With improvements innumerable made to their craft, after months of work, Orville and Wilbur Wright, the youthful Dayton inventors, are making a series of flights in the vicinity of Simm’s Station, on the Dayton, Springfield and Urbana electric road, several miles from Dayton. These trials have been undisputedly some of the most successful expeditions that flying machines have ever made.
Residents of the locality where the experiments have been lately carried on turn out en masse at each ascension, and predict great results from the enterprise of the two Daytonians.
Likewise, many from Dayton and a number of authorities from different towns are daily witnesses of the remarkable flights, and are similarly profuse in their predictions of success.

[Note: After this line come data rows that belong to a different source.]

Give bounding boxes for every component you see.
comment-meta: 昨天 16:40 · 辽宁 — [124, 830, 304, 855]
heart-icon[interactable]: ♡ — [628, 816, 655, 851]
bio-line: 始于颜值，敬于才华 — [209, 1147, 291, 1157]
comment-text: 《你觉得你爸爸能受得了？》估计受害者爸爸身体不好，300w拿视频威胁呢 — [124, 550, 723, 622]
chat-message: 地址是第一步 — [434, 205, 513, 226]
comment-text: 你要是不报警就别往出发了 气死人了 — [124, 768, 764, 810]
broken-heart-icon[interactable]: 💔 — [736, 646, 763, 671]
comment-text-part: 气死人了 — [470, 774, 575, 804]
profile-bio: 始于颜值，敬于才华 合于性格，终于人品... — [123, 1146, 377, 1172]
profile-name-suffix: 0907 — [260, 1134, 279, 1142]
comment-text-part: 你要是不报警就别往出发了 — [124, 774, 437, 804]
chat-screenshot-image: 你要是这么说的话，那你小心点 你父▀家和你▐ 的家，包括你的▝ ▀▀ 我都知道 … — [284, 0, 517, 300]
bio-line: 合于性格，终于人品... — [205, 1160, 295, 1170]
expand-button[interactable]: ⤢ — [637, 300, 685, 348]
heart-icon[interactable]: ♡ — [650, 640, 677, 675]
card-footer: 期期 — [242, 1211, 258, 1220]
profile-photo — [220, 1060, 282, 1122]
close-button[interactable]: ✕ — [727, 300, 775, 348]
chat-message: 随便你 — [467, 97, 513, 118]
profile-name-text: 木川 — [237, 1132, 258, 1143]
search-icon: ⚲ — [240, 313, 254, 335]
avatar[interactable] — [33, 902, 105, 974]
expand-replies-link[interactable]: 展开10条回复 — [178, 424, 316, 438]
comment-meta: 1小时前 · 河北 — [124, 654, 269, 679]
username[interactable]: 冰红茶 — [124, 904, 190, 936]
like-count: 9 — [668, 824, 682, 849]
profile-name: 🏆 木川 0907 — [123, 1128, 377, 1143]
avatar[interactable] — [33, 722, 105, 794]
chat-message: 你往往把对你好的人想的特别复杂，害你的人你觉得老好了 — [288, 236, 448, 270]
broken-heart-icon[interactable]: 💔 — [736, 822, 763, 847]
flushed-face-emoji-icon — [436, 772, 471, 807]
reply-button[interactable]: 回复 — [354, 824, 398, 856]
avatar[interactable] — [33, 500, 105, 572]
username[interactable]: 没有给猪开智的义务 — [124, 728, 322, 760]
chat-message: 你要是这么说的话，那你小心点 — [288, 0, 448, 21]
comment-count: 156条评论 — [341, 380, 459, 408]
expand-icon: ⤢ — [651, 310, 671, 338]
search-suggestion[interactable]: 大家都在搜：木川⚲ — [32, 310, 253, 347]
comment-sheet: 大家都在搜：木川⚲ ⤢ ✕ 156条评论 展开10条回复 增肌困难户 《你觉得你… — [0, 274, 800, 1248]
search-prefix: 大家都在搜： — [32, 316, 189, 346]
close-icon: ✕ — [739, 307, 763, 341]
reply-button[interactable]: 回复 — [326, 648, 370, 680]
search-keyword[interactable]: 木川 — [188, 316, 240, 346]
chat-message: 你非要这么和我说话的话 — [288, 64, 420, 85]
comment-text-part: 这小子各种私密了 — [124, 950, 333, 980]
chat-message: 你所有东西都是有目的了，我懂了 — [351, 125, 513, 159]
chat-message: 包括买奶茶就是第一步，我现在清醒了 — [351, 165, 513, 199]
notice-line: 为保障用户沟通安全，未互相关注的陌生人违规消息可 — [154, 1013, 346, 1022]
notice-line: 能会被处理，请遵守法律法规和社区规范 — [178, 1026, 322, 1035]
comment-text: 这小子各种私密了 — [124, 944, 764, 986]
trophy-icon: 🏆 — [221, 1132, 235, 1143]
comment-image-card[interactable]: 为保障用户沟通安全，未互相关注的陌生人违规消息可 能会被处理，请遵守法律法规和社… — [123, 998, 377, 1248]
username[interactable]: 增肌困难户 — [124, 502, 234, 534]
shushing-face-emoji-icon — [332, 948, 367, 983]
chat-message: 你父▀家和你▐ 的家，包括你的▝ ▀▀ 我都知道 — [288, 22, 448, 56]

Thursday afternoon a flight was made, and according to reliable witnesses, the machine soared gracefully for some 25 minutes, responding to all demands of the pilot. At the expiration of this time, fear that the machine could not be sustained aloft much longer, a descent was made by one of the inventors.
Every day this week flights have been made, almost, with equal success.
The expectations of the Wright brothers have been decidedly surpassed by their most recent experiments, and they feel that their craft is in the immediate neighborhood of perfection.
The brothers have been experimenting for the past two years. Their first successes attracted wide attention and were chronicled throughout the country.
Several Dayton people went out to the Huffman prairies Thursday afternoon to witness the trials. Some time ago the Wright brothers, who are both expert mechanics, conceived the idea of building a flying machine. They made some of their drawings in this city and from here they went to South Carolina to build the machine and try it out. They worked diligently to perfect their plans and finally succeeded in building a machine which would fly.
They gave the machine a severe tryout on one of the long stretches of beach in the south, and after a stay of over two years they returned to Dayton and built a shed on the Huffman prairies, where they are giving their machine a thorough test.